Let’s take a look at how different weather conditions affect hedgehogs.

When do hedgehogs come out?

Hedgehogs are nocturnal creatures, so they only come out at night. This means that many people don’t get to see them. They don’t seem to mind what the weather is like as long as they can forage for food. They maybe won’t want to travel quite so far if it’s pouring with rain, but they will still need to find food.

Weather conditions can pose other problems for hedgehogs though.

  • Rain

As with most animals, hedgehogs won’t choose to go out in the rain, but if they are hungry, they will have to. Rain can bring insects in to the garden too, such as worms, so hedgehogs may not have to travel quite so far in their search for food. If you usually leave food out and it’s not been eaten after it’s been raining, it may simply be that the hedgehog didn’t need to go as far to get the food it needed.

The biggest danger to a hedgehog from the rain is flooding, and this can affect a hedgehog in more than one way.

  • Flooding brings the risk of their nest being destroyed, and if there is nowhere for them to go, they could simply drown.
  • When there is floodwater on the ground, hedgehogs are unable to forage for food.

As the flood waters subside, there may be plenty of insects around, so hedgehogs will be able to find plenty of food then.

  • Wind

Wind doesn’t seem to affect hedgehogs too much, but as they rely on their senses of smell and hearing, it can interfere with their ability to smell food or sense danger.

If a hedgehog has built its nest in a leaf pile, or from leaves, it may find that high winds can damage the nest or blow it away.

  • Sun

As hedgehogs are nocturnal, they are not affected by sunshine.
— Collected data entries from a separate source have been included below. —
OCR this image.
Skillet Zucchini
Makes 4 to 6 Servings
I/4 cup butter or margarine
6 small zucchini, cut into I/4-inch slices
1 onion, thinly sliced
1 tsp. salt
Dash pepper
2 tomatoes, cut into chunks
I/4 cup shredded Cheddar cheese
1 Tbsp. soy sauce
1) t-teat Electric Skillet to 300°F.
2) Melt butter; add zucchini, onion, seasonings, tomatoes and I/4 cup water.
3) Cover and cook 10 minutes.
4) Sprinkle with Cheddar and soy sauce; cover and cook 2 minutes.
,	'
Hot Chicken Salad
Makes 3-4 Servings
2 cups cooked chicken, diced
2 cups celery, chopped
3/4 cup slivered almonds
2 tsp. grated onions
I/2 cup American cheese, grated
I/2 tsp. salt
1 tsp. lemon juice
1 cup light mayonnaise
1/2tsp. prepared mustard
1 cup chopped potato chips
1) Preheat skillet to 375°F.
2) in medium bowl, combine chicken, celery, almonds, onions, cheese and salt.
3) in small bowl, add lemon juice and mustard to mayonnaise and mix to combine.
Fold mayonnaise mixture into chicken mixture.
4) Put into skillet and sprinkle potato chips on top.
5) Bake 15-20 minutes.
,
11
In fact, if you see a hedgehog out in the day, check to see that it is ok. During the nesting season, it could be a female looking for food for her babies, but it may also be a hedgehog in need of help.
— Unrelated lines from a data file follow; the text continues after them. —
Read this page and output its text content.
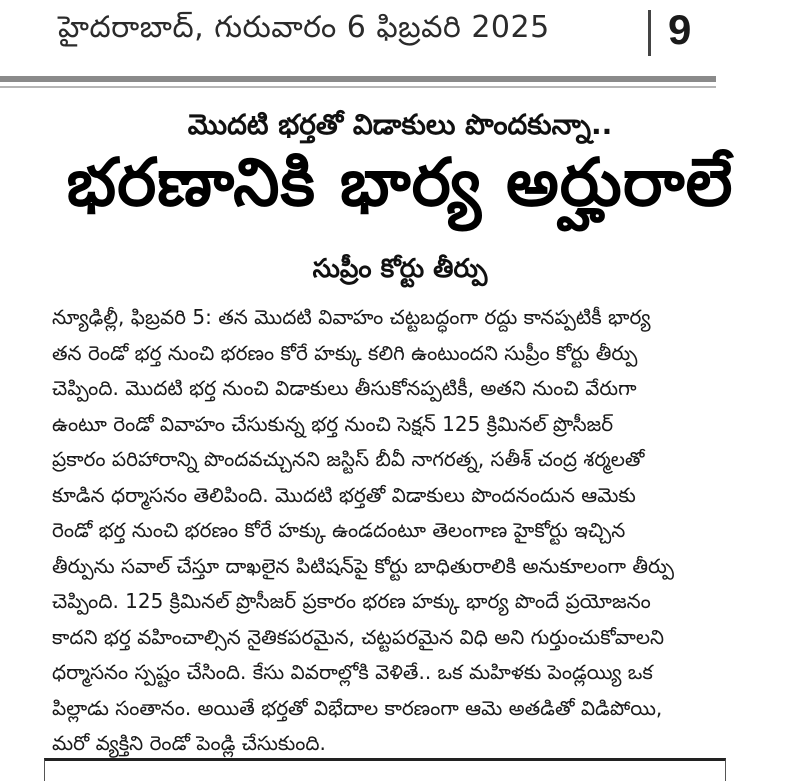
హైదరాబాద్, గురువారం 6 ఫిబ్రవరి 2025	9
మొదటి భర్తతో విడాకులు పొందకున్నా..
భరణానికి భార్య అర్హురాలే
సుప్రీం కోర్టు తీర్పు
న్యూఢిల్లీ, ఫిబ్రవరి 5: తన మొదటి వివాహం చట్టబద్ధంగా రద్దు కానప్పటికీ భార్య
తన రెండో భర్త నుంచి భరణం కోరే హక్కు కలిగి ఉంటుందని సుప్రీం కోర్టు తీర్పు
చెప్పింది. మొదటి భర్త నుంచి విడాకులు తీసుకోనప్పటికీ, అతని నుంచి వేరుగా
ఉంటూ రెండో వివాహం చేసుకున్న భర్త నుంచి సెక్షన్ 125 క్రిమినల్ ప్రొసీజర్
ప్రకారం పరిహారాన్ని పొందవచ్చునని జస్టిస్ బీవీ నాగరత్న, సతీశ్ చంద్ర శర్మలతో
కూడిన ధర్మాసనం తెలిపింది. మొదటి భర్తతో విడాకులు పొందనందున ఆమెకు
రెండో భర్త నుంచి భరణం కోరే హక్కు ఉండదంటూ తెలంగాణ హైకోర్టు ఇచ్చిన
తీర్పును సవాల్ చేస్తూ దాఖలైన పిటిషన్‌పై కోర్టు బాధితురాలికి అనుకూలంగా తీర్పు
చెప్పింది. 125 క్రిమినల్ ప్రొసీజర్ ప్రకారం భరణ హక్కు భార్య పొందే ప్రయోజనం
కాదని భర్త వహించాల్సిన నైతికపరమైన, చట్టపరమైన విధి అని గుర్తుంచుకోవాలని
ధర్మాసనం స్పష్టం చేసింది. కేసు వివరాల్లోకి వెళితే.. ఒక మహిళకు పెండ్లయ్యి ఒక
పిల్లాడు సంతానం. అయితే భర్తతో విభేదాల కారణంగా ఆమె అతడితో విడిపోయి,
మరో వ్యక్తిని రెండో పెండ్లి చేసుకుంది.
While the sun doesn’t directly affect hedgehogs, dry weather can.

  • During dry weather, the ground will dry up and this means less insects around for the hedgehogs to eat.
  • Water sources can also dry up meaning they have nothing to drink.

If you are experiencing a heatwave, put a little food and water out each night so the hedgehogs have something to eat and drink until the weather changes again.

  • Ice and snow

Hedgehogs hibernate during the winter so are largely not affected by colder weather. If the temperature drops during their hibernation, and their bodies get too cold, they will wake up and move to a warmer spot.

They do wake during hibernation if they need food, and the colder weather will mean there is very little food available for them.

Hedgehogs generally venture out in all weathers, but like the rest of us, they prefer it dry. As long as they have sources of food available, the weather won’t affect them much, but they do need to watch their nests in case of extreme weather.

Frequently Asked Questions:

Does the weather affect when a hedgehog hibernates?

Yes, it does. Hedgehogs usually hibernate between November and Mid-March. If the weather turns colder earlier, then they may choose to hibernate earlier. A mild winder and early spring can also see the hedgehog wake up from hibernation earlier than normal.

Do hedgehogs like sunshine?

Hedgehogs are nocturnal and are not suited to daylight or sunny weather. They will not come out if it is sunny, so if you do see one, it often means that the hedgehog is in need of help.

Should I put food out if it’s snowing?

If it’s snowing then the hedgehogs will be in hibernation, but that doesn’t mean they won’t want food. They do occasionally wake up during their hibernation to forage for food, and winter weather often means food is scarce. It won’t hurt to put a small dish with cat or dog food out for them, with a separate dish of water. It may not get eaten, every day, but you may find the od hedgehog takes advantage of it.